In an official statement to Geektime, Mobileye Cofounder, CEO, and President Ziv Aviram stated:
By pooling together our infrastructure and resources, we can enhance and accelerate our combined know-how in the areas of mapping, virtual driving, simulators, development tool chains, hardware, data centers and high-performance computing platforms.
Aviram expects the growth towards driverless cars to provide "safer" and "less costly transportation options," as well as providing growth in the automative industry and opportunity for newer and smaller companies to come in and make a difference.
One of Mobileye and Intel's largest clients is BMW, who is getting ready to test autonomous vehicles later this year in Munich. The test will include 40 vehicles "under real traffic conditions" setting the stage for the release of BMW's first fully driverless car—the iNEXT—in 2021.
Audi and Volkswagen are other major automaker partners of Mobileye.

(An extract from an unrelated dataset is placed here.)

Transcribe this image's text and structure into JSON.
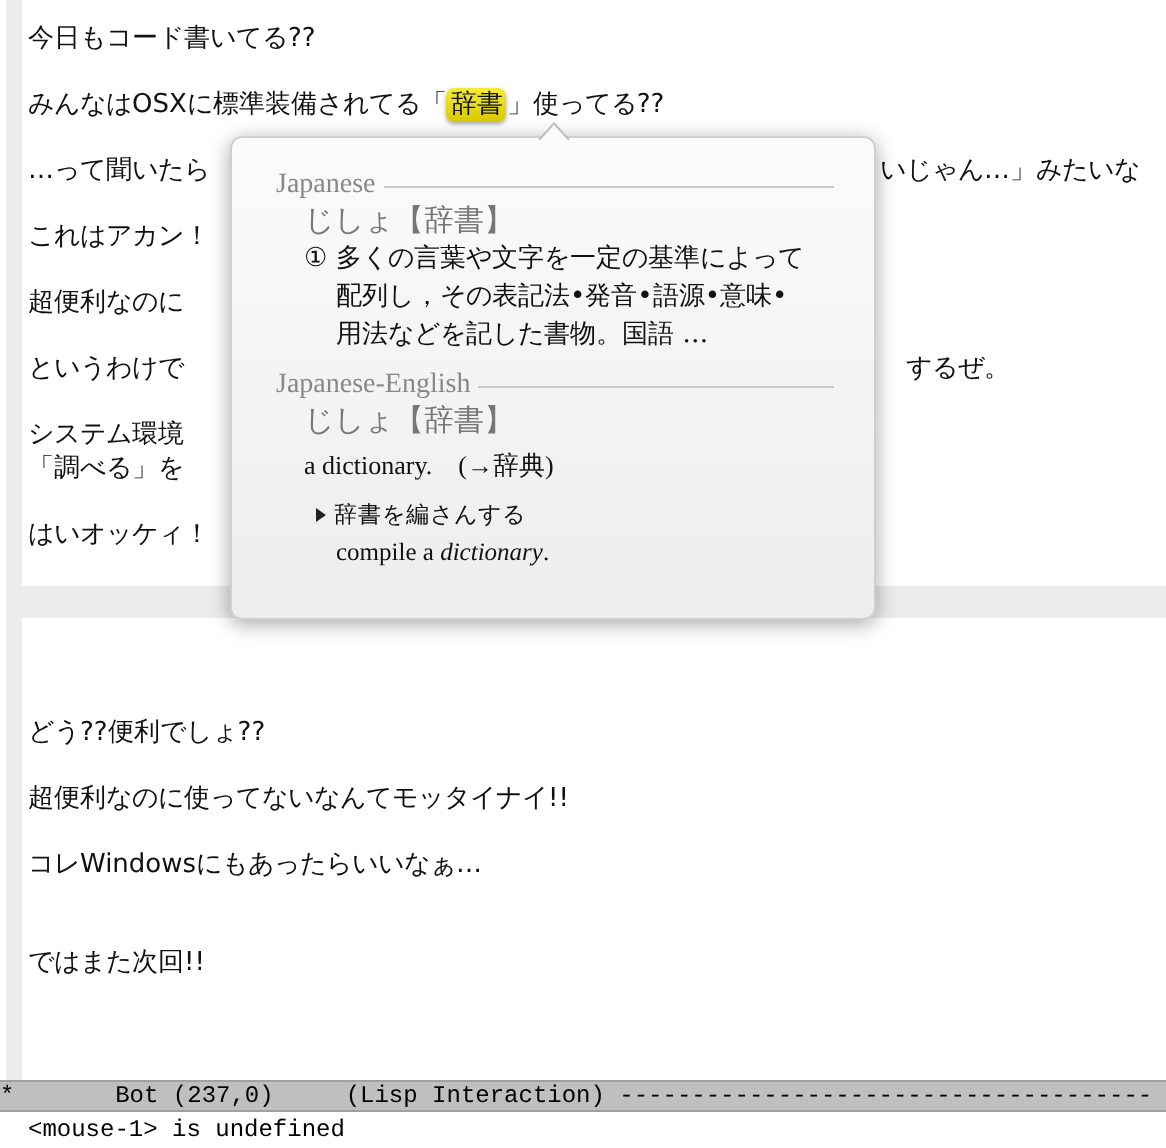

Intel's biggest competition now is self-driving giant NVIDIA which has partnered with Tesla after one of their cars using the Mobileye technology crashed head-on into a truck back in 2016. While this crash may have been the breaking point of the partnership, others suggest the breakup was over how the companies would share data from the camera sensors on the car. This data, called metadata, may be what Intel is really after in the acquisition, according to The Information:
Executives in the self-driving car industry say the company's value lies in the data generated by cameras on the cars that Mobileye gets to keep for itself. Mobileye refers to the image-recognition data its software generates from the camera imagery as "metadata." In the future, Mobileye will be able to upload that data to its servers and use it to improve the accuracy of its image recognition for those vehicles and future ones....
Not all carmakers are OK with Mobileye's ability to keep the data, since they don't want to outsource key parts of the "brain" of a self-driving car. Tesla's decision last year to stop using Mobileye software to aid Tesla's semi-autonomous driving system is believed to stem from this type of data-ownership conflict.
It should be interesting to see how the field shuffles out over the next few years as the new Mobileye, backed by Intel, jockeys for key positions in the industry against NVIDIA.